Während das System Schule in seiner heutigen Form relativ autark und unabhängig von Umwelteinflüssen funktionieren kann, drohen virtuellen Lernplattformen Ausfälle, beispielsweise durch Hackerangriffe oder Stromausfälle. Es kann also riskant sein, ausschließlich auf digitalisierte Bildung zu setzen. Stattdessen ist eine Symbiose mit analogem Unterricht anzustreben.
Ambitionierte Projekte zu digitalisierter Bildung stehen und fallen mit ihrer Umsetzbarkeit.
Eine zentrale Lernplattform kann etwa an dem ebenso simplen wie grundlegenden Fakt scheitern, dass nach wie vor nicht alle Haushalte in Deutschland über einen Internetzugang verfügen, sei es aus finanziellen Gründen, wegen mangelnder infrastruktureller Angebote oder durch eine bewusste Entscheidung gegen ständige Erreichbarkeit. Um eine gerechtere Bildung zu gewährleisten, ist es jedoch von großer Bedeutung, allen SchülerInnen die gleichen Grundvoraussetzungen bieten zu können.

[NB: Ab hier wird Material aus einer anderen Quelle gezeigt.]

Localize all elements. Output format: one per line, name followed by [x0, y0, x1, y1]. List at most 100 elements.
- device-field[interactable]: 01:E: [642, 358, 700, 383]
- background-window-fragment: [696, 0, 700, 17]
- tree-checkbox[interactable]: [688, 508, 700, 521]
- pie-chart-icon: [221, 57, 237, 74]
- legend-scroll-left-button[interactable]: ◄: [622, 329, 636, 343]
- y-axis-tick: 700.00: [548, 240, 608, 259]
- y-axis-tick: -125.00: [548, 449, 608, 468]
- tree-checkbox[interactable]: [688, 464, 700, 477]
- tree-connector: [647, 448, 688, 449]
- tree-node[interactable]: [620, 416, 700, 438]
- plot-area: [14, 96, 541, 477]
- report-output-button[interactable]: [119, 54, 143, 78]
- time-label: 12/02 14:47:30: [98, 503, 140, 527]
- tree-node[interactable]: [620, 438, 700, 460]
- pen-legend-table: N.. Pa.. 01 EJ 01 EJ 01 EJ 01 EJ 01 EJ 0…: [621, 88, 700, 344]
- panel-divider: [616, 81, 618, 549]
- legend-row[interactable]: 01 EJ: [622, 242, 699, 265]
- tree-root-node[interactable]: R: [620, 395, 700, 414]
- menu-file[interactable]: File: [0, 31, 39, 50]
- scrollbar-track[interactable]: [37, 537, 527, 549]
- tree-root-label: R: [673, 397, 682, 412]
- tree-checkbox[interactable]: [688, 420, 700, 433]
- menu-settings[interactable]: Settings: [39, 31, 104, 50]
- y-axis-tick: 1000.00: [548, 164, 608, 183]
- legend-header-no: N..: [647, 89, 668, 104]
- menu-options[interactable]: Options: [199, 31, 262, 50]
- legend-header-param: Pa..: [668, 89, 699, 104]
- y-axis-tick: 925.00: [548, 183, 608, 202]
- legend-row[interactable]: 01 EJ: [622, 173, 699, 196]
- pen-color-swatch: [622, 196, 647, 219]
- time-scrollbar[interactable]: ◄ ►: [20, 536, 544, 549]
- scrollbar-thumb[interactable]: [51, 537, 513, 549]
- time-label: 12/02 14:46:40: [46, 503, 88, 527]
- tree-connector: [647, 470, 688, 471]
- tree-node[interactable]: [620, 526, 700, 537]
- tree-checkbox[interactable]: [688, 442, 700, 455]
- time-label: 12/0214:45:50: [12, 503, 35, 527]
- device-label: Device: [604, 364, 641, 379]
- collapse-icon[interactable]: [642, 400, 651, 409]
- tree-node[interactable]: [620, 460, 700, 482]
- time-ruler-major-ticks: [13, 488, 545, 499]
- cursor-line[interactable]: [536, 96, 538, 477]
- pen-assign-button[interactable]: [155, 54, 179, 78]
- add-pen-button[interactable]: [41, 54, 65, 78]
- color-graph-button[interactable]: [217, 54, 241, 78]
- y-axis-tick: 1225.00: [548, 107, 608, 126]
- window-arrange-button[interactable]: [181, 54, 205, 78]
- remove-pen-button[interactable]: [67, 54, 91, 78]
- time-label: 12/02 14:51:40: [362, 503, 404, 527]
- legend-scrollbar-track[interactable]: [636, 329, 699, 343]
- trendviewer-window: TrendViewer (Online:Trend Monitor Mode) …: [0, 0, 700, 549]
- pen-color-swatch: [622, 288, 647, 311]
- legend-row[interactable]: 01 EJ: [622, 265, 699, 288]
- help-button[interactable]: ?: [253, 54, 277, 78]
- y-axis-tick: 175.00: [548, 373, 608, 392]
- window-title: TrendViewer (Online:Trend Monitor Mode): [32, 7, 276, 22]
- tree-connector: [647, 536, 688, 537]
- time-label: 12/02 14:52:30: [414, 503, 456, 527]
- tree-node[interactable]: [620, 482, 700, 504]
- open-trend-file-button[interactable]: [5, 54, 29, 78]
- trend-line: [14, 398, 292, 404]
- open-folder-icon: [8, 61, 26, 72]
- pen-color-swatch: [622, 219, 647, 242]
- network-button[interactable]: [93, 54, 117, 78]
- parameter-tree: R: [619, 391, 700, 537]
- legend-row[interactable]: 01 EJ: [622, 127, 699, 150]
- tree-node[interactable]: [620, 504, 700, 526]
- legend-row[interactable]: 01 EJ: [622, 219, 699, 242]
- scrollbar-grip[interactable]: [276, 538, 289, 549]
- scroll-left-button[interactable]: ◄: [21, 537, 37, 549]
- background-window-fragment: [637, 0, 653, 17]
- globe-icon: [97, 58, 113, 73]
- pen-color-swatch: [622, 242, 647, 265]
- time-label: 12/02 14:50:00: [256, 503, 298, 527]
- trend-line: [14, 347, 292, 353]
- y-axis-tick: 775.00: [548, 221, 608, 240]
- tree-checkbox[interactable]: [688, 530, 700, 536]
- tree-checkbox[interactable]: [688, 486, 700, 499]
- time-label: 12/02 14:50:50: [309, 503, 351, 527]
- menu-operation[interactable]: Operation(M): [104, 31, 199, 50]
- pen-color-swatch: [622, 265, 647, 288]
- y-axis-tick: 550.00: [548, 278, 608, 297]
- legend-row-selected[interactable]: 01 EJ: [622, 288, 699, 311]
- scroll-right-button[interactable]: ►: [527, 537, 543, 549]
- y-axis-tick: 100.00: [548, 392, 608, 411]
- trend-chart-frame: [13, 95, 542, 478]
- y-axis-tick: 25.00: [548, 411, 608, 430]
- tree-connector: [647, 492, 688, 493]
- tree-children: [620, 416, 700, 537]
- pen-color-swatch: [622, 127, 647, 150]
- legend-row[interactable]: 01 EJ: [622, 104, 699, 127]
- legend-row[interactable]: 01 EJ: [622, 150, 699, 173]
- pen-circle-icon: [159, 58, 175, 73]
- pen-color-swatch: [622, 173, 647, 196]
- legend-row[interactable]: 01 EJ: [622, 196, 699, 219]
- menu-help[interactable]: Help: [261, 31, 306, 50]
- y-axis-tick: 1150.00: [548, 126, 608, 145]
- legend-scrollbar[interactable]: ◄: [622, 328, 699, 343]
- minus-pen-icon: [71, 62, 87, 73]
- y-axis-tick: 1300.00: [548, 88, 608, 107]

Wenn digitalisierte Bildung neue Hürden statt mehr Gerechtigkeit für Kinder einkommensschwacher Familien oder Bewohner strukturell benachteiligter Regionen schafft, verfehlt sie ihr Ziel.

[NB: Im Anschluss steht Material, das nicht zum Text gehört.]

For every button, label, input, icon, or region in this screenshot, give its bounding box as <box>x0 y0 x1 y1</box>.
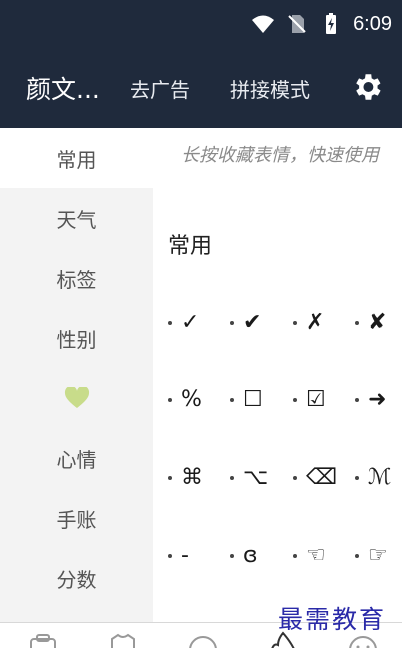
remove-ads-button[interactable]: 去广告 <box>130 74 190 103</box>
bullet-dot <box>230 321 234 325</box>
bullet-dot <box>355 554 359 558</box>
emoticon-text: ⌘ <box>181 465 203 490</box>
emoticon-text: ✓ <box>181 310 200 335</box>
sidebar-item-frequent[interactable]: 常用 <box>0 128 153 188</box>
sidebar-item-tags[interactable]: 标签 <box>0 248 153 308</box>
emoticon-item[interactable]: ☑ <box>293 380 355 420</box>
bullet-dot <box>293 476 297 480</box>
emoticon-item[interactable]: ⌘ <box>168 458 230 498</box>
sidebar-item-label: 天气 <box>56 207 97 232</box>
bullet-dot <box>355 476 359 480</box>
category-sidebar: 常用 天气 标签 性别 心情 手账 分数 <box>0 128 153 628</box>
clock-time: 6:09 <box>353 12 392 35</box>
emoticon-text: ☑ <box>306 387 326 412</box>
emoticon-text: % <box>181 387 202 412</box>
emoticon-item[interactable]: % <box>168 380 230 420</box>
watermark-text: 最需教育 <box>278 605 387 634</box>
sidebar-item-label: 性别 <box>56 327 97 352</box>
emoticon-item[interactable]: ☜ <box>293 536 355 576</box>
emoticon-item[interactable]: ✓ <box>168 303 230 343</box>
bullet-dot <box>230 476 234 480</box>
emoticon-item[interactable]: ⌥ <box>230 458 292 498</box>
emoticon-item[interactable]: ✔ <box>230 303 292 343</box>
favorite-hint-text: 长按收藏表情，快速使用 <box>181 145 379 166</box>
emoticon-item[interactable]: ɞ <box>230 536 292 576</box>
clipboard-icon[interactable] <box>26 633 60 648</box>
bullet-dot <box>293 554 297 558</box>
bullet-dot <box>355 321 359 325</box>
emoticon-text: ✔ <box>243 310 262 335</box>
emoticon-item[interactable]: ✗ <box>293 303 355 343</box>
shirt-icon[interactable] <box>106 633 140 648</box>
sidebar-item-label: 分数 <box>56 567 97 592</box>
sidebar-item-label: 常用 <box>56 147 97 172</box>
sidebar-item-label: 手账 <box>56 507 97 532</box>
bullet-dot <box>168 321 172 325</box>
emoticon-text: ☐ <box>243 387 263 412</box>
no-sim-icon <box>288 15 306 33</box>
sidebar-item-mood[interactable]: 心情 <box>0 428 153 488</box>
sidebar-item-weather[interactable]: 天气 <box>0 188 153 248</box>
bullet-dot <box>230 398 234 402</box>
emoticon-item[interactable]: ➜ <box>355 380 402 420</box>
emoticon-text: ℳ <box>368 465 392 490</box>
emoticon-text: ⌫ <box>306 465 338 490</box>
emoticon-item[interactable]: ⌫ <box>293 458 355 498</box>
splice-mode-button[interactable]: 拼接模式 <box>230 74 310 103</box>
gear-icon[interactable] <box>350 70 384 104</box>
emoticon-text: ☞ <box>368 543 388 568</box>
sidebar-item-gender[interactable]: 性别 <box>0 308 153 368</box>
emoticon-text: ➜ <box>368 387 387 412</box>
emoticon-item[interactable]: ✘ <box>355 303 402 343</box>
emoticon-item[interactable]: ☐ <box>230 380 292 420</box>
emoticon-text: ɞ <box>243 543 258 568</box>
sidebar-item-label: 标签 <box>56 267 97 292</box>
app-bar: 颜文... 去广告 拼接模式 <box>0 48 402 128</box>
emoticon-text: ☜ <box>306 543 326 568</box>
sidebar-item-heart[interactable] <box>0 368 153 428</box>
sidebar-item-journal[interactable]: 手账 <box>0 488 153 548</box>
emoticon-text: ✗ <box>306 310 325 335</box>
emoticon-item[interactable]: ℳ <box>355 458 402 498</box>
emoticon-text: - <box>181 543 189 568</box>
bullet-dot <box>293 398 297 402</box>
bullet-dot <box>168 554 172 558</box>
wifi-icon <box>252 15 275 33</box>
bullet-dot <box>293 321 297 325</box>
emoticon-text: ✘ <box>368 310 387 335</box>
section-title: 常用 <box>168 234 213 259</box>
sidebar-item-score[interactable]: 分数 <box>0 548 153 608</box>
sidebar-item-label: 心情 <box>56 447 97 472</box>
battery-charging-icon <box>326 13 337 34</box>
bullet-dot <box>168 476 172 480</box>
emoticon-item[interactable]: - <box>168 536 230 576</box>
emoticon-text: ⌥ <box>243 465 269 490</box>
heart-icon <box>64 387 89 408</box>
bullet-dot <box>168 398 172 402</box>
emoticon-item[interactable]: ☞ <box>355 536 402 576</box>
bullet-dot <box>355 398 359 402</box>
status-bar: 6:09 <box>0 0 402 48</box>
bullet-dot <box>230 554 234 558</box>
app-title: 颜文... <box>26 75 100 104</box>
circle-icon[interactable] <box>186 633 220 648</box>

Um zumindest Bildungsgerechtigkeit zwischen den einzelnen Bundesländern zu gewährleisten, wird aktuell eine teilweise Aufhebung des Bildungsföderalismus zugunsten der finanziellen Förderung von Digitalisierungsmaßnahmen durch den Bund angestrebt – der sogenannte DigitalPakt. Es ist derzeit unklar, ob die dazu erforderliche Grundgesetzänderung umgesetzt werden kann. Idealerweise sollte standardisierte digitalisierte Bildung jedoch grundsätzlich bundesweit gefördert werden, nicht nur finanziell.

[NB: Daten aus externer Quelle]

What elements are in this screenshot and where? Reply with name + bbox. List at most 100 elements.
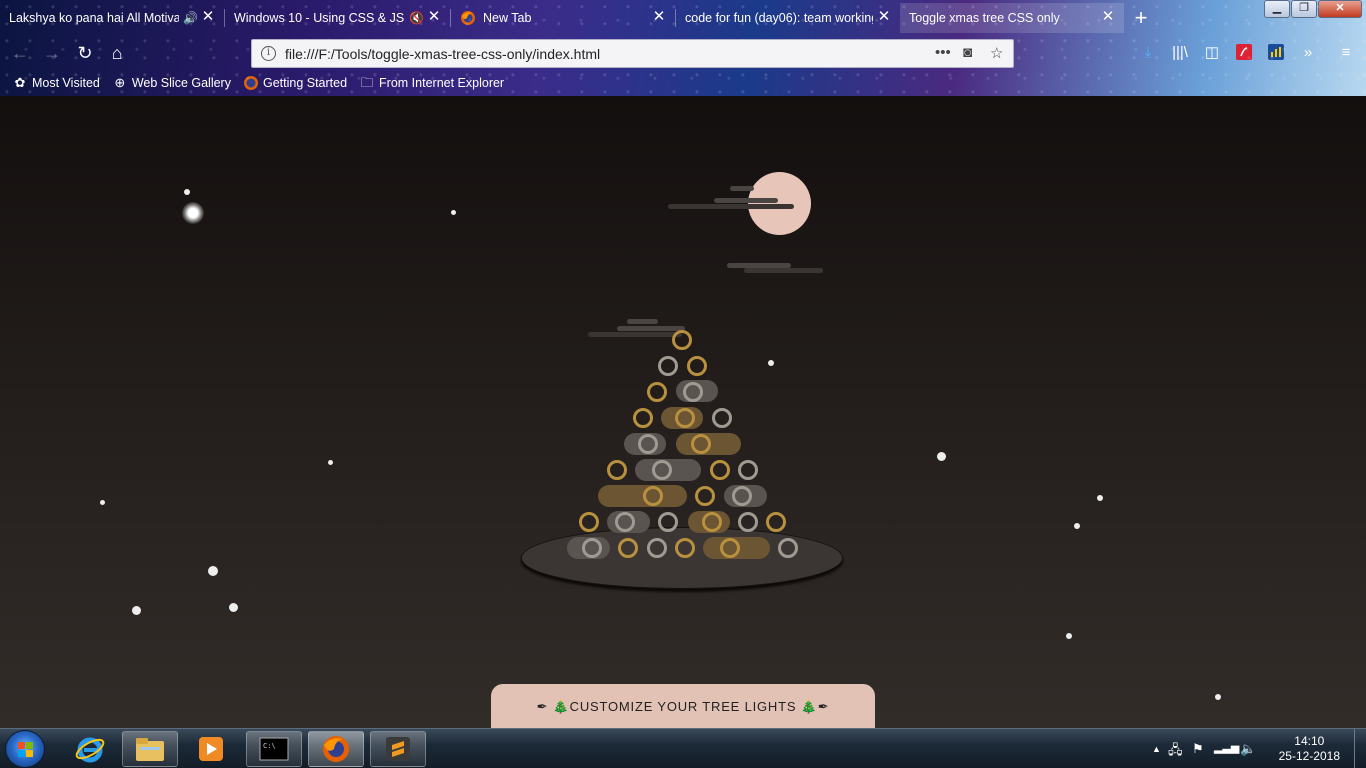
tree-light[interactable]	[712, 408, 732, 428]
tree-light[interactable]	[766, 512, 786, 532]
tree-light[interactable]	[615, 512, 635, 532]
navigation-bar: ← → ↻ ⌂ i file:///F:/Tools/toggle-xmas-t…	[0, 36, 1366, 70]
tree-light[interactable]	[607, 460, 627, 480]
bookmark-label: From Internet Explorer	[379, 76, 505, 90]
snowflake	[1097, 495, 1103, 501]
tree-light[interactable]	[582, 538, 602, 558]
clock[interactable]: 14:10 25-12-2018	[1279, 734, 1340, 764]
flash-icon[interactable]	[1234, 44, 1254, 62]
snowflake	[768, 360, 774, 366]
reload-button[interactable]: ↻	[73, 41, 97, 65]
muted-speaker-icon[interactable]: 🔇	[409, 11, 424, 25]
tree-light[interactable]	[687, 356, 707, 376]
customize-tree-lights-button[interactable]: ✒ 🎄CUSTOMIZE YOUR TREE LIGHTS 🎄✒	[491, 684, 875, 728]
minimize-button[interactable]: ▁	[1264, 0, 1290, 18]
tab-code-for-fun[interactable]: code for fun (day06): team working ✕	[676, 3, 900, 33]
sublime-text-icon[interactable]	[370, 731, 426, 767]
tree-light[interactable]	[638, 434, 658, 454]
tree-light[interactable]	[658, 356, 678, 376]
overflow-chevron-icon[interactable]: »	[1298, 44, 1318, 62]
tree-light[interactable]	[643, 486, 663, 506]
bookmark-star-icon[interactable]: ☆	[990, 44, 1003, 62]
tree-light[interactable]	[732, 486, 752, 506]
show-hidden-icons-chevron-icon[interactable]: ▲	[1152, 744, 1161, 754]
command-prompt-icon[interactable]: C:\	[246, 731, 302, 767]
tree-light[interactable]	[702, 512, 722, 532]
tree-light[interactable]	[695, 486, 715, 506]
library-icon[interactable]: |||\	[1170, 44, 1190, 62]
tree-light[interactable]	[675, 538, 695, 558]
tree-light[interactable]	[738, 460, 758, 480]
action-center-flag-icon[interactable]: ⚑	[1192, 741, 1204, 757]
url-bar[interactable]: i file:///F:/Tools/toggle-xmas-tree-css-…	[251, 39, 1014, 68]
firefox-icon	[460, 10, 476, 26]
tree-light[interactable]	[738, 512, 758, 532]
tree-light[interactable]	[710, 460, 730, 480]
home-button[interactable]: ⌂	[105, 41, 129, 65]
bookmark-web-slice-gallery[interactable]: ⊕ Web Slice Gallery	[112, 75, 231, 91]
clock-time: 14:10	[1294, 734, 1325, 748]
download-icon[interactable]: ⤓	[1138, 44, 1158, 62]
forward-button[interactable]: →	[40, 41, 64, 65]
menu-icon[interactable]: ≡	[1336, 44, 1356, 62]
new-tab-button[interactable]: +	[1130, 7, 1152, 30]
tree-light[interactable]	[618, 538, 638, 558]
file-explorer-icon[interactable]	[122, 731, 178, 767]
folder-icon: 🗀	[360, 75, 374, 90]
firefox-taskbar-icon[interactable]	[308, 731, 364, 767]
tree-light[interactable]	[647, 382, 667, 402]
stats-icon[interactable]	[1266, 44, 1286, 62]
network-globe-icon[interactable]: 🖧	[1168, 741, 1183, 763]
tree-light[interactable]	[579, 512, 599, 532]
close-icon[interactable]: ✕	[876, 9, 892, 25]
close-icon[interactable]: ✕	[651, 9, 667, 25]
bookmark-label: Getting Started	[262, 76, 348, 90]
bookmark-getting-started[interactable]: Getting Started	[243, 75, 347, 91]
internet-explorer-icon[interactable]	[62, 731, 118, 767]
tab-toggle-xmas-tree[interactable]: Toggle xmas tree CSS only ✕	[900, 3, 1124, 33]
page-actions-icon[interactable]: •••	[935, 44, 951, 61]
bookmark-most-visited[interactable]: ✿ Most Visited	[12, 75, 100, 91]
sidebar-icon[interactable]: ◫	[1202, 44, 1222, 62]
cloud	[744, 268, 823, 273]
close-icon[interactable]: ✕	[1100, 9, 1116, 25]
signal-bars-icon[interactable]: ▂▃▅	[1214, 741, 1239, 754]
snowflake	[182, 202, 204, 224]
globe-icon: ⊕	[114, 75, 126, 90]
bookmarks-toolbar: ✿ Most Visited ⊕ Web Slice Gallery Getti…	[0, 72, 1366, 94]
tree-light[interactable]	[658, 512, 678, 532]
snowflake	[1215, 694, 1221, 700]
pocket-icon[interactable]: ◙	[963, 44, 972, 61]
tab-new-tab[interactable]: New Tab ✕	[451, 3, 675, 33]
cloud	[627, 319, 658, 324]
tab-title: Lakshya ko pana hai All Motivat	[9, 11, 179, 25]
tree-light[interactable]	[672, 330, 692, 350]
tab-bar: Lakshya ko pana hai All Motivat 🔊 ✕ Wind…	[0, 3, 1366, 33]
close-icon[interactable]: ✕	[200, 9, 216, 25]
close-icon[interactable]: ✕	[426, 9, 442, 25]
tree-light[interactable]	[633, 408, 653, 428]
tree-light[interactable]	[652, 460, 672, 480]
media-player-icon[interactable]	[183, 731, 239, 767]
close-window-button[interactable]: ✕	[1318, 0, 1362, 18]
tab-title: New Tab	[483, 11, 532, 25]
bookmark-from-internet-explorer[interactable]: 🗀 From Internet Explorer	[359, 75, 505, 91]
tree-light[interactable]	[675, 408, 695, 428]
tab-windows10[interactable]: Windows 10 - Using CSS & JS Or 🔇 ✕	[225, 3, 450, 33]
url-text[interactable]: file:///F:/Tools/toggle-xmas-tree-css-on…	[285, 46, 600, 62]
tree-light[interactable]	[778, 538, 798, 558]
tab-lakshya[interactable]: Lakshya ko pana hai All Motivat 🔊 ✕	[0, 3, 224, 33]
tree-light[interactable]	[683, 382, 703, 402]
show-desktop-button[interactable]	[1354, 729, 1366, 768]
tree-light[interactable]	[647, 538, 667, 558]
info-icon[interactable]: i	[261, 46, 276, 61]
back-button[interactable]: ←	[8, 41, 32, 65]
start-button[interactable]	[5, 730, 45, 768]
tree-light[interactable]	[720, 538, 740, 558]
windows-taskbar: C:\ ▲ 🖧 ⚑ ▂▃▅ 🔈 14:10 25-12-2018	[0, 728, 1366, 768]
volume-icon[interactable]: 🔈	[1240, 741, 1256, 757]
cloud	[668, 204, 794, 209]
tree-light[interactable]	[691, 434, 711, 454]
speaker-icon[interactable]: 🔊	[183, 11, 198, 25]
restore-button[interactable]: ❐	[1291, 0, 1317, 18]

Denkanstöße und Forderungen
Im Zusammenhang mit digitalisierter Bildung lassen sich als Ergebnis aus diesen Darlegungen die folgenden Denkanstöße und Forderungen für Gesellschaft und Politik formulieren:
Ist es wirklich noch zeitgemäß, am Bildungsföderalismus festzuhalten?
Wie kann erreicht werden, dass alle beteiligten Parteien, Alt wie Jung, in die Digitalisierung des Lernens eingebunden werden?
Digitalisierung und technischer Fortschritt dürfen nicht zum Selbstzweck verkommen, stattdessen muss stets der Mensch im Mittelpunkt stehen.
Um einen fundierten Diskurs über die Auswirkungen digitalisierter Bildung zu ermöglichen, muss mehr in diesem Bereich geforscht und die Ergebnisse der Öffentlichkeit zugänglich gemacht werden.
Und zuletzt: Digitalisierung ist keineswegs als Lösung sämtlicher Probleme des Bildungswesens in Deutschland zu verstehen und darf nicht als Ablenkung davon verwendet werden.